JAX BXD Germ Cells ChIP-seq (Aug20) edgeR

Download datasets and supplementary data files

Summary

https://www.ncbi.nlm.nih.gov/pmc/articles/PMC6404261/

The epigenetic landscape varies greatly among cell types. Although a variety of writers, readers, and erasers of epigenetic features are known, we have little information about the underlying regulatory systems controlling the establishment and maintenance of these features. Here, we have explored how natural genetic variation affects the epigenome in mice. Studying levels of H3K4me3, a histone modification at sites such as promoters, enhancers, and recombination hotspots, we found tissue-specific trans-regulation of H3K4me3 levels in four highly diverse cell types: male germ cells, embryonic stem cells, hepatocytes, and cardiomyocytes. To identify the genetic loci involved, we measured H3K4me3 levels in male germ cells in a mapping population of 59 BXD recombinant inbred lines. We found extensive trans-regulation of H3K4me3 peaks, including six major histone quantitative trait loci (QTL). These chromatin regulatory loci act dominantly to suppress H3K4me3, which at hotspots reduces the likelihood of subsequent DNA double-strand breaks. QTL locations do not correspond with genes encoding enzymes known to metabolize chromatin features. Instead their locations match clusters of zinc finger genes, making these possible candidates that explain the dominant suppression of H3K4me3. Collectively, these data describe an extensive, set of chromatin regulatory loci that control the epigenetic landscape.

About cases

C57BL/6J (stock number 000664), DBA/2J (stock number 000671), B6D2 F1/J hybrid (stock number 100006), and all BXD RI mice were obtained from The Jackson Laboratory (Bar Harbor, ME). All animal experiments were approved by the Animal Care and Use Committee of The Jackson Laboratory (summary #04008 and #16043).

About tissue

Testicular germ cell enrichment was performed on 14-day postpartum male mice as previously reported (Baker et al. 2014). This cell preparation removes somatic Sertoli and Leydig cells and results in >90% enrichment of germ cells, of which nearly 50% are spermatogonia (Ball et al. 2016).

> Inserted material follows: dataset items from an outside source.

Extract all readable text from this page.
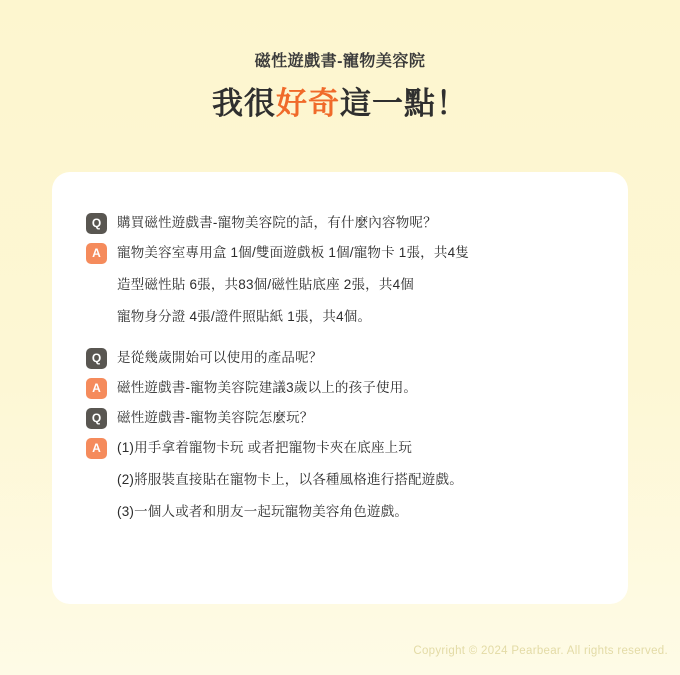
磁性遊戲書-寵物美容院
我很好奇這一點！
Q	購買磁性遊戲書-寵物美容院的話，有什麼內容物呢？
A	寵物美容室專用盒 1個/雙面遊戲板 1個/寵物卡 1張，共4隻
造型磁性貼 6張，共83個/磁性貼底座 2張，共4個
寵物身分證 4張/證件照貼紙 1張，共4個。
Q	是從幾歲開始可以使用的產品呢？
A	磁性遊戲書-寵物美容院建議3歲以上的孩子使用。
Q	磁性遊戲書-寵物美容院怎麼玩？
A	(1)用手拿着寵物卡玩 或者把寵物卡夾在底座上玩
(2)將服裝直接貼在寵物卡上，以各種風格進行搭配遊戲。
(3)一個人或者和朋友一起玩寵物美容角色遊戲。
Copyright © 2024 Pearbear. All rights reserved.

Individual low-passage mouse ESCs were derived using protocols outlined in Czechanski et al. (2014). Briefly, 6- to 8-week-old females are mated to stud males and checked each morning for plugs. Pregnant females are euthanized on embryonic day 3.5 and the uterine horn is flushed to remove embryos. Embryos are visualized under a dissecting microscope and blastocysts are transferred to 2i (2i:CHIR99021 and PD0325901) (Ying et al. 2008) serum-free media for outgrowth of the inner cell mass. Blastocysts are allowed to hatch and attach to a mouse embryonic fibroblast (MEF) feeder layer, and the resulting outgrowth is monitored daily and fed for 8–11 days. The emergent ESCs are disaggregated and passaged onto new MEF feeders. Cultures during this time are closely monitored for unusually rapid growth (potentially indicating karyotypic instability), signs of deterioration including vacuolated cytoplasm, detachment of cells from colonies and debris, and possible signs of contamination. Successful ESC cultures were maintained on MEF feeders in serum containing 2i media supplemented with Leukemia inhibiting factor (2i/LIF) (Kiyonari et al. 2010) to maintain high levels of NANOG expression, which indicates ground-state pluripotency (Ying et al. 2008; Czechanski et al. 2014). Prior to preparing for chromatin isolation, mouse ESCs were enzymatically disassociated using trypsin and MEFs were removed by serial plating on gelatin-coated plates to which MEFs adsorb preferentially; for this, ESCs and MEFs are incubated in 2i/LIF media on fresh plates for 15 min to allow the larger MEFs to quickly attach to the plates. ESCs are aspirated and the plating procedure repeated once to further remove MEFs. ESCs were collected by centrifugation, resuspended in PBS, and cross-linked using formaldehyde.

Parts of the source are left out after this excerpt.